Ford Motor (F) reported a 90% improvement in its fourth-quarter earnings, beating Wall Street’s view to close out one of the automaker’s best years ever.

The company said Tuesday its profit raced to $3.04 billion, or 74 cents a share, from $1.6 billion, or 40 cents a share, in the same period a year earlier. Pretax operating earnings slipped $402 million to $1.28 billion, or 31 cents a share.

The latest quarter included a $2.1 billion gain from the addition of deferred tax assets, plus charges of $311 million for pension buyouts and layoffs in Europe.

Quarterly revenue climbed 4% to $37.6 billion, handily beating Wall Street’s view of $35.17 billion. Ford also topped estimates for a per-share operating profit of 28 cents.

The Dearborn, Mich.-based car manufacturer also backed its prior guidance for 2014. Citing higher costs related to an aggressive launch schedule, Ford is calling for operating earnings of $7 billion to $8 billion, down from a final tally of $8.6 billion in 2013.

Bob Shanks, Ford’s chief financial officer, said full-year results were driven by record profits in North America and Asia Pacific Africa, as well as improvements in Europe.

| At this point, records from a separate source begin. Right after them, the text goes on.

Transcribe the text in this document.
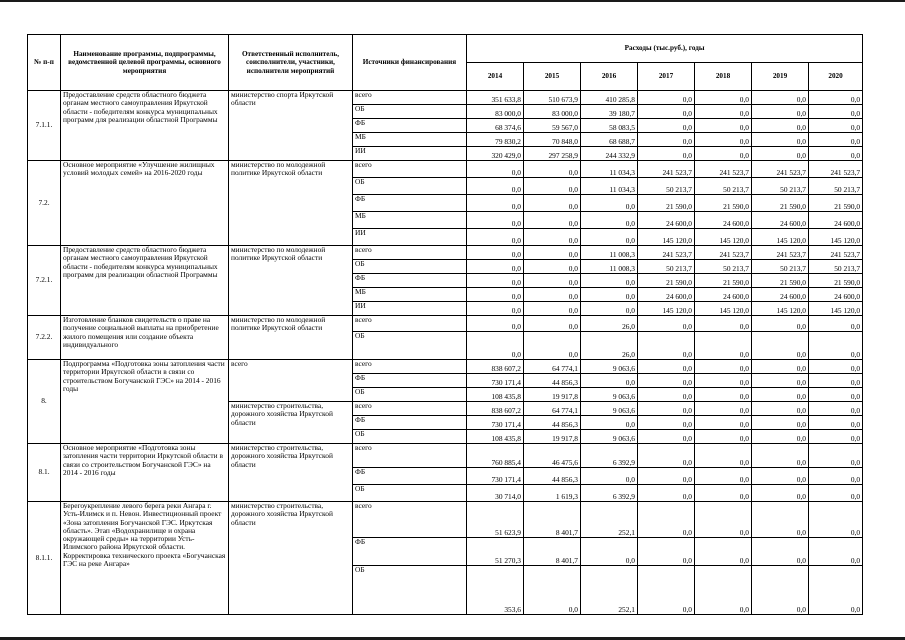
№ п-п	Наименование программы, подпрограммы, ведомственной целевой программы, основного мероприятия	Ответственный исполнитель, соисполнители, участники, исполнители мероприятий	Источники финансирования	Расходы (тыс.руб.), годы						
				2014	2015	2016	2017	2018	2019	2020
7.1.1.	Предоставление средств областного бюджета органам местного самоуправления Иркутской области - победителям конкурса муниципальных программ для реализации областной Программы	министерство спорта Иркутской области	всего	351 633,8	510 673,9	410 285,8	0,0	0,0	0,0	0,0
			ОБ	83 000,0	83 000,0	39 180,7	0,0	0,0	0,0	0,0
			ФБ	68 374,6	59 567,0	58 083,5	0,0	0,0	0,0	0,0
			МБ	79 830,2	70 848,0	68 688,7	0,0	0,0	0,0	0,0
			ИИ	320 429,0	297 258,9	244 332,9	0,0	0,0	0,0	0,0
7.2.	Основное мероприятие «Улучшение жилищных условий молодых семей» на 2016-2020 годы	министерство по молодежной политике Иркутской области	всего	0,0	0,0	11 034,3	241 523,7	241 523,7	241 523,7	241 523,7
			ОБ	0,0	0,0	11 034,3	50 213,7	50 213,7	50 213,7	50 213,7
			ФБ	0,0	0,0	0,0	21 590,0	21 590,0	21 590,0	21 590,0
			МБ	0,0	0,0	0,0	24 600,0	24 600,0	24 600,0	24 600,0
			ИИ	0,0	0,0	0,0	145 120,0	145 120,0	145 120,0	145 120,0
7.2.1.	Предоставление средств областного бюджета органам местного самоуправления Иркутской области - победителям конкурса муниципальных программ для реализации областной Программы	министерство по молодежной политике Иркутской области	всего	0,0	0,0	11 008,3	241 523,7	241 523,7	241 523,7	241 523,7
			ОБ	0,0	0,0	11 008,3	50 213,7	50 213,7	50 213,7	50 213,7
			ФБ	0,0	0,0	0,0	21 590,0	21 590,0	21 590,0	21 590,0
			МБ	0,0	0,0	0,0	24 600,0	24 600,0	24 600,0	24 600,0
			ИИ	0,0	0,0	0,0	145 120,0	145 120,0	145 120,0	145 120,0
7.2.2.	Изготовление бланков свидетельств о праве на получение социальной выплаты на приобретение жилого помещения или создание объекта индивидуального	министерство по молодежной политике Иркутской области	всего	0,0	0,0	26,0	0,0	0,0	0,0	0,0
			ОБ	0,0	0,0	26,0	0,0	0,0	0,0	0,0
8.	Подпрограмма «Подготовка зоны затопления части территории Иркутской области в связи со строительством Богучанской ГЭС» на 2014 - 2016 годы	всего	всего	838 607,2	64 774,1	9 063,6	0,0	0,0	0,0	0,0
			ФБ	730 171,4	44 856,3	0,0	0,0	0,0	0,0	0,0
			ОБ	108 435,8	19 917,8	9 063,6	0,0	0,0	0,0	0,0
		министерство строительства, дорожного хозяйства Иркутской области	всего	838 607,2	64 774,1	9 063,6	0,0	0,0	0,0	0,0
			ФБ	730 171,4	44 856,3	0,0	0,0	0,0	0,0	0,0
			ОБ	108 435,8	19 917,8	9 063,6	0,0	0,0	0,0	0,0
8.1.	Основное мероприятие «Подготовка зоны затопления части территории Иркутской области в связи со строительством Богучанской ГЭС» на 2014 - 2016 годы	министерство строительства, дорожного хозяйства Иркутской области	всего	760 885,4	46 475,6	6 392,9	0,0	0,0	0,0	0,0
			ФБ	730 171,4	44 856,3	0,0	0,0	0,0	0,0	0,0
			ОБ	30 714,0	1 619,3	6 392,9	0,0	0,0	0,0	0,0
8.1.1.	Берегоукрепление левого берега реки Ангара г. Усть-Илимск и п. Невон. Инвестиционный проект «Зона затопления Богучанской ГЭС. Иркутская область». Этап «Водохранилище и охрана окружающей среды» на территории Усть-Илимского района Иркутской области. Корректировка технического проекта «Богучанская ГЭС на реке Ангара»	министерство строительства, дорожного хозяйства Иркутской области	всего	51 623,9	8 401,7	252,1	0,0	0,0	0,0	0,0
			ФБ	51 270,3	8 401,7	0,0	0,0	0,0	0,0	0,0
			ОБ	353,6	0,0	252,1	0,0	0,0	0,0	0,0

In the latest period, Ford’s North American unit posted an operating profit of $1.7 billion, down 9% amid higher warranty costs stemming from a Ford Escape recall. Ford said the region produced its best annual profit since 2000 thanks to growth in U.S. market share and a “robust” market for full-size pickup trucks.

On a conference call with analysts, Ford said it scheduled 11 weeks of plant downtime tied to the launch of a new 2015 F-150. The downtime will impact North America operating results for fiscal 2014.

Europe, a region that pressured on automakers throughout 2013, narrowed its loss to $571 million from $732 million. South America swung to a loss of $126 million versus a year-ago pretax profit of $145 million. The segment including Asia Pacific and Africa saw more than doubled its pretax results to $106 million.

Ford said it will make record profit-sharing payments of roughly $8,800 to 47,000 eligible U.S. hourly employees. The company also disclosed that it halved its underfunded pension status to $9 billion by the end of 2013.

Shares were trading nine cents higher at $15.80 early Tuesday morning.